Strategi Dompet Digital untuk Bersaing dengan Mobile Banking

Dengan banyaknya pemain yang menyediakan layanan pembayaran, dompet digital dirasa perlu menyusun strategi ekspansi untuk bersaing dengan layanan mobile banking. Dalam catatan Katadata, dompet digital kerap mengadakan promosi dan menebar diskon untuk menarik mitra dan pengguna baru. Namun, merujuk pada situasi ekonomi global yang mengurangi investasi di perusahaan teknologi, ‘bakar uang’ ini dilakukan dengan beberapa catatan.

Bhima optimistis dompet digital tetap bisa memberikan diskon kepada penggunanya, namun ada tiga strategi baru yang ditawarkan. Pertama, kaitkan promosi ini dengan aspek logistik alias e-commerce. Dompet digital bisa menarik calon nasabah dengan iming-iming diskon atau cashback alias cashback saat bertransaksi dengan dompet digital alih-alih layanan mobile banking.

Kedua, dengan bermitra dengan bisnis omnichannel atau toko retail fisik, sehingga tidak hanya fokus pada transaksi online. Selain bersaing dalam hal promosi, Bhima menyarankan agar e-wallet bersaing dalam hal pelayanan.

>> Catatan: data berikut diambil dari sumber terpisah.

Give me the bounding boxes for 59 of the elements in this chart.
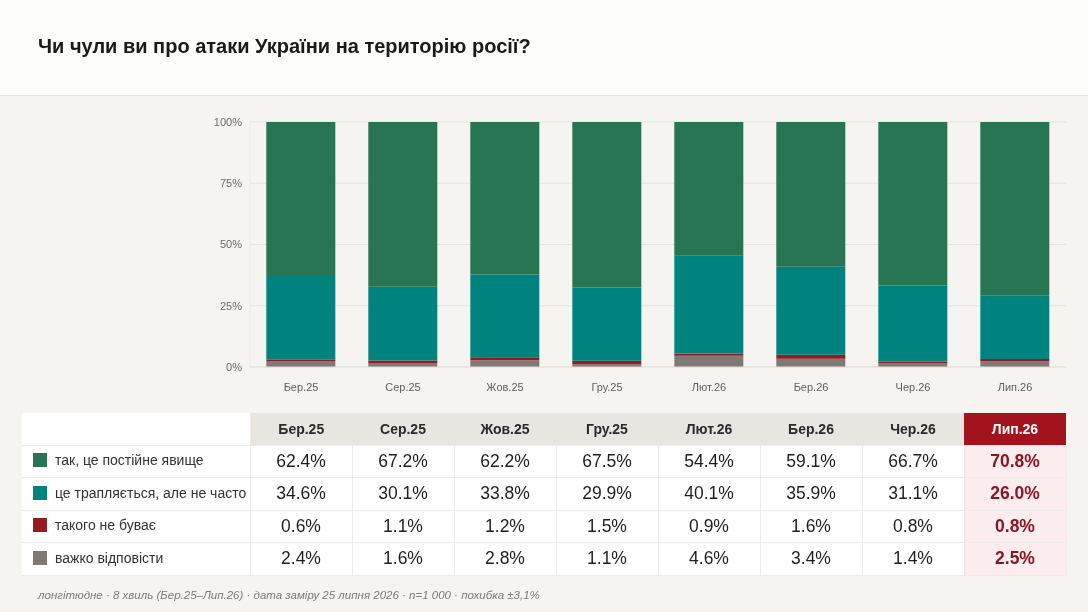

Contohnya adalah jasa investasi dan asuransi yang sering digunakan oleh masyarakat Indonesia. Dengan layanan yang lebih lengkap, menurutnya e-wallet akan berbeda dengan mobile banking dan dapat menarik lebih banyak pengguna.

“Akan ada seleksi alam untuk menciutkan pemain kunci yang memiliki inovasi, kolaborasi yang luas dan ekosistem yang lengkap. Nantinya, mungkin hanya ada dua sampai tiga pemain,” kata Bhima.

Firma konsultan pemasaran asal India, RedSeer, juga memprediksi tingkat pertumbuhan tahunan (CAGR) e-wallet di Indonesia akan mencapai 31,5% pada 2025. Perhitungan nilai transaksi e-wallet bisa mencapai US$30,8 miliar atau setara dengan Rp462. triliun pada 2022 menjadi US$ 53,3 miliar atau Rp 799,5 triliun pada 2025. Lebih lanjut, RedSeer menyatakan bahwa e-commerce dan perpindahan UMKM ke penjualan online menjadi pendorong pertumbuhan tersebut.